A Collapsed Roof is the Goal of Betsy DeVos… Will the Supreme Court Allow the Blizzard to Begin
NYTimes columnist Sarah Vowell wrote a somewhat humorous but ultimately damning op ed article on a Montana lawsuit that could ultimately overturn the intention of the framers of Montana’s recently revised constitution and, in doing so, create a precedent whereby State funds can be funneled into sectarian schools. The suit brought against the state by a parent seeking $150 of state funding to help her underwrite her costs for parochial school hinges on this question: is the small amount allocated to school districts in the name of equitable funding fungible and, if so, can a parent use the funds to provide a de facto voucher for their child to attend a parochial school.
In the article, Ms. Vowell, a Montana native, describes the history of the $150 per student allocation which emanated from a early 1970s constitutional convention, and describes how the loss of that relatively small amount of funding would send shock waves throughout the state and especially hurt this schools who receive the supplement to help offset their lack of a local tax base.

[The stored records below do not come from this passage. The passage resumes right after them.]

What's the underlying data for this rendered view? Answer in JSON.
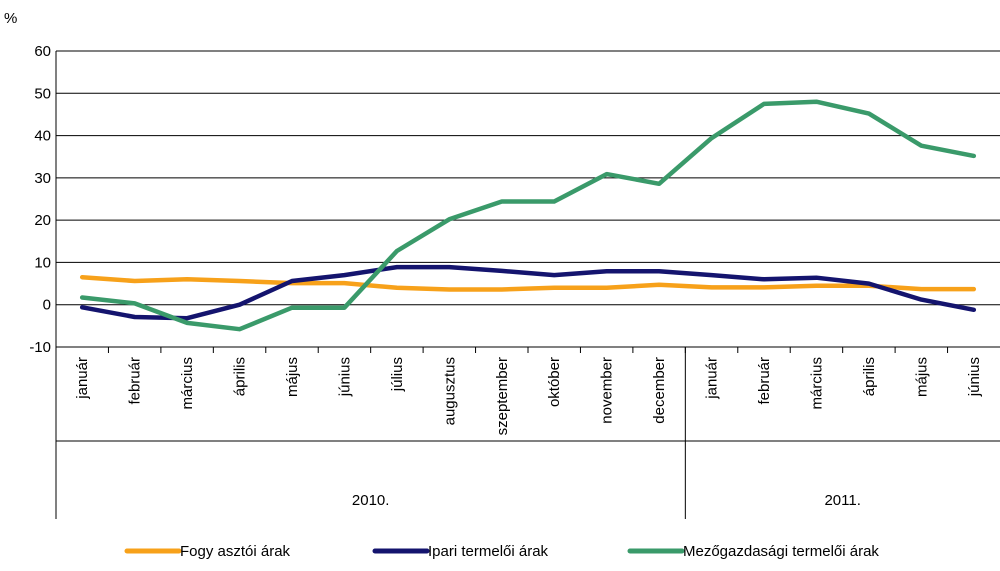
{
  "chart_data": {
    "type": "line",
    "ylabel": "%",
    "ylim": [
      -10,
      60
    ],
    "yticks": [
      "60",
      "50",
      "40",
      "30",
      "20",
      "10",
      "0",
      "-10"
    ],
    "categories": [
      "január",
      "február",
      "március",
      "április",
      "május",
      "június",
      "július",
      "augusztus",
      "szeptember",
      "október",
      "november",
      "december",
      "január",
      "február",
      "március",
      "április",
      "május",
      "június"
    ],
    "groups": [
      {
        "label": "2010.",
        "count": 12
      },
      {
        "label": "2011.",
        "count": 6
      }
    ],
    "grid": true,
    "legend_position": "bottom",
    "series": [
      {
        "name": "Fogy asztói árak",
        "color": "#F7A11A",
        "values": [
          6.5,
          5.6,
          6.0,
          5.6,
          5.1,
          5.1,
          4.0,
          3.6,
          3.6,
          4.0,
          4.0,
          4.7,
          4.1,
          4.1,
          4.5,
          4.5,
          3.7,
          3.7
        ]
      },
      {
        "name": "Ipari termelői árak",
        "color": "#14146E",
        "values": [
          -0.6,
          -2.9,
          -3.2,
          0.0,
          5.6,
          7.0,
          8.9,
          8.9,
          8.0,
          7.0,
          7.9,
          7.9,
          7.0,
          6.0,
          6.4,
          5.0,
          1.2,
          -1.2
        ]
      },
      {
        "name": "Mezőgazdasági termelői árak",
        "color": "#3A9A6A",
        "values": [
          1.7,
          0.3,
          -4.3,
          -5.8,
          -0.7,
          -0.7,
          12.7,
          20.2,
          24.4,
          24.4,
          30.9,
          28.6,
          39.4,
          47.5,
          48.0,
          45.2,
          37.6,
          35.2
        ]
      }
    ]
  }
}
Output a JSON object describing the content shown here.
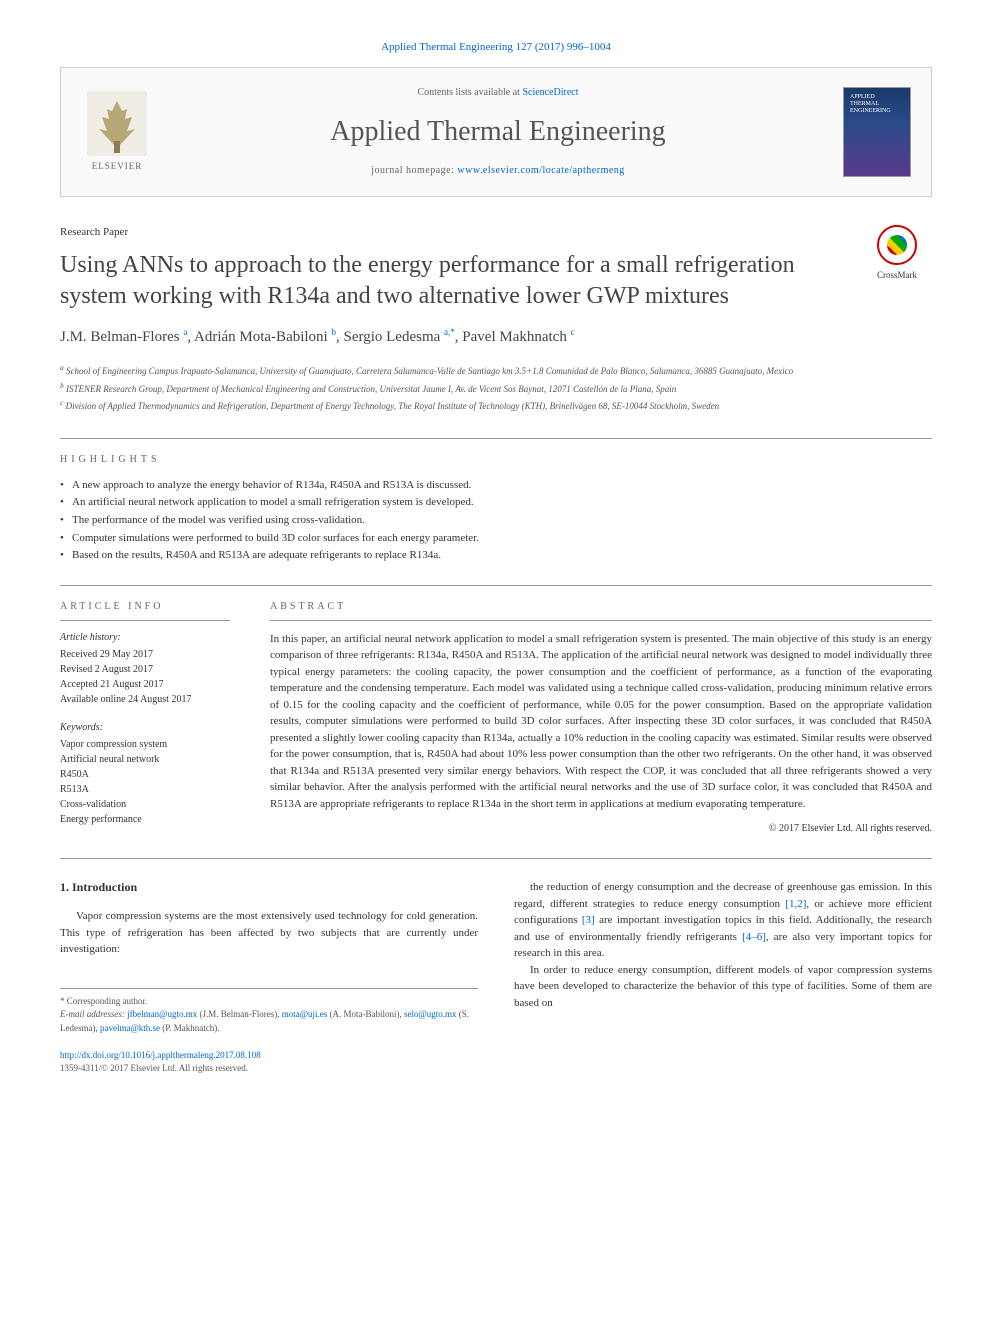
{
  "top_citation": "Applied Thermal Engineering 127 (2017) 996–1004",
  "header": {
    "contents_prefix": "Contents lists available at ",
    "contents_link": "ScienceDirect",
    "journal_title": "Applied Thermal Engineering",
    "homepage_prefix": "journal homepage: ",
    "homepage_link": "www.elsevier.com/locate/apthermeng",
    "elsevier_label": "ELSEVIER",
    "cover_text": "APPLIED THERMAL ENGINEERING"
  },
  "paper_type": "Research Paper",
  "paper_title": "Using ANNs to approach to the energy performance for a small refrigeration system working with R134a and two alternative lower GWP mixtures",
  "crossmark_label": "CrossMark",
  "authors_html": "J.M. Belman-Flores <sup>a</sup>, Adrián Mota-Babiloni <sup>b</sup>, Sergio Ledesma <sup>a,*</sup>, Pavel Makhnatch <sup>c</sup>",
  "affiliations": [
    "a School of Engineering Campus Irapuato-Salamanca, University of Guanajuato, Carretera Salamanca-Valle de Santiago km 3.5+1.8 Comunidad de Palo Blanco, Salamanca, 36885 Guanajuato, Mexico",
    "b ISTENER Research Group, Department of Mechanical Engineering and Construction, Universitat Jaume I, Av. de Vicent Sos Baynat, 12071 Castellón de la Plana, Spain",
    "c Division of Applied Thermodynamics and Refrigeration, Department of Energy Technology, The Royal Institute of Technology (KTH), Brinellvägen 68, SE-10044 Stockholm, Sweden"
  ],
  "highlights_label": "HIGHLIGHTS",
  "highlights": [
    "A new approach to analyze the energy behavior of R134a, R450A and R513A is discussed.",
    "An artificial neural network application to model a small refrigeration system is developed.",
    "The performance of the model was verified using cross-validation.",
    "Computer simulations were performed to build 3D color surfaces for each energy parameter.",
    "Based on the results, R450A and R513A are adequate refrigerants to replace R134a."
  ],
  "article_info_label": "ARTICLE INFO",
  "article_history_label": "Article history:",
  "article_history": [
    "Received 29 May 2017",
    "Revised 2 August 2017",
    "Accepted 21 August 2017",
    "Available online 24 August 2017"
  ],
  "keywords_label": "Keywords:",
  "keywords": [
    "Vapor compression system",
    "Artificial neural network",
    "R450A",
    "R513A",
    "Cross-validation",
    "Energy performance"
  ],
  "abstract_label": "ABSTRACT",
  "abstract_text": "In this paper, an artificial neural network application to model a small refrigeration system is presented. The main objective of this study is an energy comparison of three refrigerants: R134a, R450A and R513A. The application of the artificial neural network was designed to model individually three typical energy parameters: the cooling capacity, the power consumption and the coefficient of performance, as a function of the evaporating temperature and the condensing temperature. Each model was validated using a technique called cross-validation, producing minimum relative errors of 0.15 for the cooling capacity and the coefficient of performance, while 0.05 for the power consumption. Based on the appropriate validation results, computer simulations were performed to build 3D color surfaces. After inspecting these 3D color surfaces, it was concluded that R450A presented a slightly lower cooling capacity than R134a, actually a 10% reduction in the cooling capacity was estimated. Similar results were observed for the power consumption, that is, R450A had about 10% less power consumption than the other two refrigerants. On the other hand, it was observed that R134a and R513A presented very similar energy behaviors. With respect the COP, it was concluded that all three refrigerants showed a very similar behavior. After the analysis performed with the artificial neural networks and the use of 3D surface color, it was concluded that R450A and R513A are appropriate refrigerants to replace R134a in the short term in applications at medium evaporating temperature.",
  "copyright": "© 2017 Elsevier Ltd. All rights reserved.",
  "intro_heading": "1. Introduction",
  "intro_col1_p1": "Vapor compression systems are the most extensively used technology for cold generation. This type of refrigeration has been affected by two subjects that are currently under investigation:",
  "intro_col2_p1": "the reduction of energy consumption and the decrease of greenhouse gas emission. In this regard, different strategies to reduce energy consumption [1,2], or achieve more efficient configurations [3] are important investigation topics in this field. Additionally, the research and use of environmentally friendly refrigerants [4–6], are also very important topics for research in this area.",
  "intro_col2_p2": "In order to reduce energy consumption, different models of vapor compression systems have been developed to characterize the behavior of this type of facilities. Some of them are based on",
  "footnotes": {
    "corresponding": "* Corresponding author.",
    "emails_label": "E-mail addresses: ",
    "emails": [
      {
        "addr": "jfbelman@ugto.mx",
        "who": "(J.M. Belman-Flores)"
      },
      {
        "addr": "mota@uji.es",
        "who": "(A. Mota-Babiloni)"
      },
      {
        "addr": "selo@ugto.mx",
        "who": "(S. Ledesma)"
      },
      {
        "addr": "pavelma@kth.se",
        "who": "(P. Makhnatch)"
      }
    ]
  },
  "doi_line": "http://dx.doi.org/10.1016/j.applthermaleng.2017.08.108",
  "issn_line": "1359-4311/© 2017 Elsevier Ltd. All rights reserved.",
  "colors": {
    "link": "#0066cc",
    "text": "#333333",
    "muted": "#666666",
    "border": "#999999"
  }
}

She concludes her article with this synopsis of the situation, which is the basis for the title of this post:
The public schools the framers (of the State constitution) conjured ask the taxpayers to splurge on fairness, not privilege, to pull together, not away. That beekeeper, those clergymen and moms chartered a state in a republic where a first grader on horseback is supposed to be as big and important as the mountains. As the Supreme Court justices ponder whether to upend all that over what appears to be a $150 trifle, I’ll pass along this lesson of Montana winters: A collapsed roof starts with a single snowflake.